MoX: Wie haben Sie das Buch gelesen?
Claudia Hoffmann: Ich lese Bücher nur in Papierform. Aufmerksam bin ich darauf durch einen Zeitungsartikel geworden.

MoX: Was hat Ihnen besonders gut gefallen?
Claudia Hoffmann: Das Buch ist wunderbar geschrieben. Es ist bebildert mit Fotos von Preisträger Sebastian Salgado. Es ist optisch schön und sprachlich schön mit einem ganz wunderbaren Thema. Ich bin ein Fan der Inuit. Ich liebe Geschichten, die dort spielen. Am besten gefallen hat mir die Beschreibung dieser Welt, die es so noch gibt, aber wahrscheinlich auch nicht mehr lange. Mir hat auch die Sprache sehr gut gefallen. Sie ist poetisch, sie ist sehr ausgewählt. Ich denke es interessiert uns alle sehr, wie Menschen eigentlich ohne all den Komfort, ohne all die Technik die wir kennen leben und ob sie dabei vielleicht glücklicher als wir sind. Ich habe es sehr genossen, dieses kleine, feine und sehr schmale Buch zu lesen. Es ist eines der Bücher die bleiben.

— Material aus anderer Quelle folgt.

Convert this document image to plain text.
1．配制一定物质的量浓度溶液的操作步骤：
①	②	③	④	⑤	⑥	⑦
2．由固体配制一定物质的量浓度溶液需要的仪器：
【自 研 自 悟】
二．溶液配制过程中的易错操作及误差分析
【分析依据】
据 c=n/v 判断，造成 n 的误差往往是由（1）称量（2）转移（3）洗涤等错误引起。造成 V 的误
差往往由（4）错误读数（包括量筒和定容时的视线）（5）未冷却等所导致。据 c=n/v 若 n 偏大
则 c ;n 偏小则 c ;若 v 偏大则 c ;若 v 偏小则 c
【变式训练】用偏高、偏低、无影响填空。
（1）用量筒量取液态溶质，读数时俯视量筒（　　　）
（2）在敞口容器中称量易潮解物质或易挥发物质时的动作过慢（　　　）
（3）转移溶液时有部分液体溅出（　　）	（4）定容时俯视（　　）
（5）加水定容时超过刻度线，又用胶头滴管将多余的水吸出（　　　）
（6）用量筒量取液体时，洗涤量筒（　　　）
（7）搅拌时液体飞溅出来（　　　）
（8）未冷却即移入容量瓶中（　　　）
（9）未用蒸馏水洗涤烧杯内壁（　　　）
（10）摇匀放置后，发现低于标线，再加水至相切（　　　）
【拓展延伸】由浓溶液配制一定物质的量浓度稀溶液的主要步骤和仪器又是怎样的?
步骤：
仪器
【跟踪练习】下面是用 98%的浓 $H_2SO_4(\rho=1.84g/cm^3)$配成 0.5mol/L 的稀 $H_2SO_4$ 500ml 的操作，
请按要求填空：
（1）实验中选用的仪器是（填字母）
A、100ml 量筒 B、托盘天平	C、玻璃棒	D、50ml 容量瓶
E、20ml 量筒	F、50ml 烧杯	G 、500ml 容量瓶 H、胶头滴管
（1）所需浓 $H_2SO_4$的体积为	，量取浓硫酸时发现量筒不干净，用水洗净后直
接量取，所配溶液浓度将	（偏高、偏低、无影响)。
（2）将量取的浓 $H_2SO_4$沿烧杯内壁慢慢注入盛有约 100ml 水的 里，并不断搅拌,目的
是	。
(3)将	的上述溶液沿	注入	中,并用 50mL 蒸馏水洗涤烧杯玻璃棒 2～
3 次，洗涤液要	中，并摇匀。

MoX: Wem würden Sie das Buch empfehlen?
Claudia Hoffmann: Es ist ein spannendes Buch auch für die Menschen, die vielleicht noch nie etwas gelesen haben, das in Sibirien spielt. Grundsätzlich kann ich das Buch aber allen Menschen empfehlen, die sich für andere Volksstämme interessieren. Das ist überwiegend die Generation 50+, aber es gibt auch junge Menschen, denen ich das Buch ans Herz lege, weil ja in diesem Buch ein junger Mittzwanziger von seinem Leben spricht.

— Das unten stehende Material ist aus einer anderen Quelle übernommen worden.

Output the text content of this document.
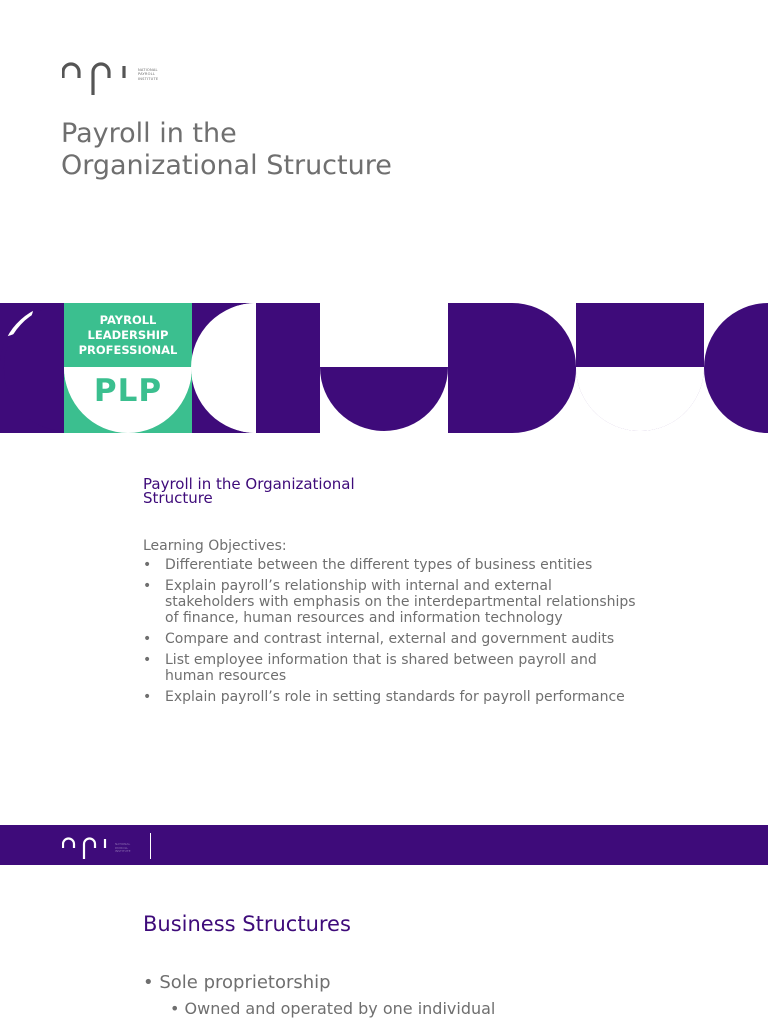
NATIONAL PAYROLL INSTITUTE
Payroll in the
Organizational Structure
PAYROLL
LEADERSHIP
PROFESSIONAL
PLP
Payroll in the Organizational
Structure
Learning Objectives:
• Differentiate between the different types of business entities
• Explain payroll’s relationship with internal and external stakeholders with emphasis on the interdepartmental relationships of finance, human resources and information technology
• Compare and contrast internal, external and government audits
• List employee information that is shared between payroll and human resources
• Explain payroll’s role in setting standards for payroll performance
NATIONAL PAYROLL INSTITUTE
Business Structures
• Sole proprietorship
• Owned and operated by one individual
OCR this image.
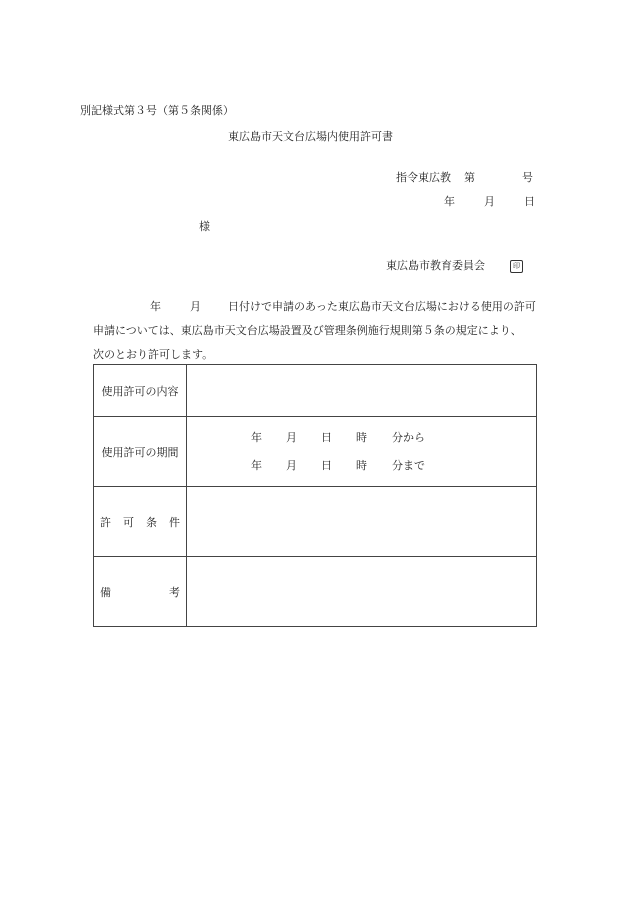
別記様式第３号（第５条関係）
東広島市天文台広場内使用許可書
指令東広教 第	号
年	月	日
様
東広島市教育委員会	印
年	月 日付けで申請のあった東広島市天文台広場における使用の許可
申請については、東広島市天文台広場設置及び管理条例施行規則第５条の規定により、
次のとおり許可します。
使用許可の内容	
使用許可の期間	年 月 日 時 分から
年 月 日 時 分まで

許 可 条 件	

備 考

MoX: Was wissen Sie über die Autorin?
Claudia Hoffmann: Die Autorin gehört den Nenzen an. Das ist ein sibirischer Volksstamm, der noch lebt wie noch vor 100 Jahren. Sie ziehen wie die Nomaden durch das Land, züchten Rentiere und ziehen ihre Kinder groß. Die Autorin kommt aus der Zeit, in der die Sowjetmacht die Kinder solcher Urvölker weggenommen und in Internate gesteckt hat. Daher schreibt sie auch auf russisch. Sie hat einen Abschluss gemacht in Geologie und ist dann 1980 wieder zurückgegangen zu den Nenzen und lebt nun dort und bringt den Kindern Dinge von der Welt bei, die man so wissen muss.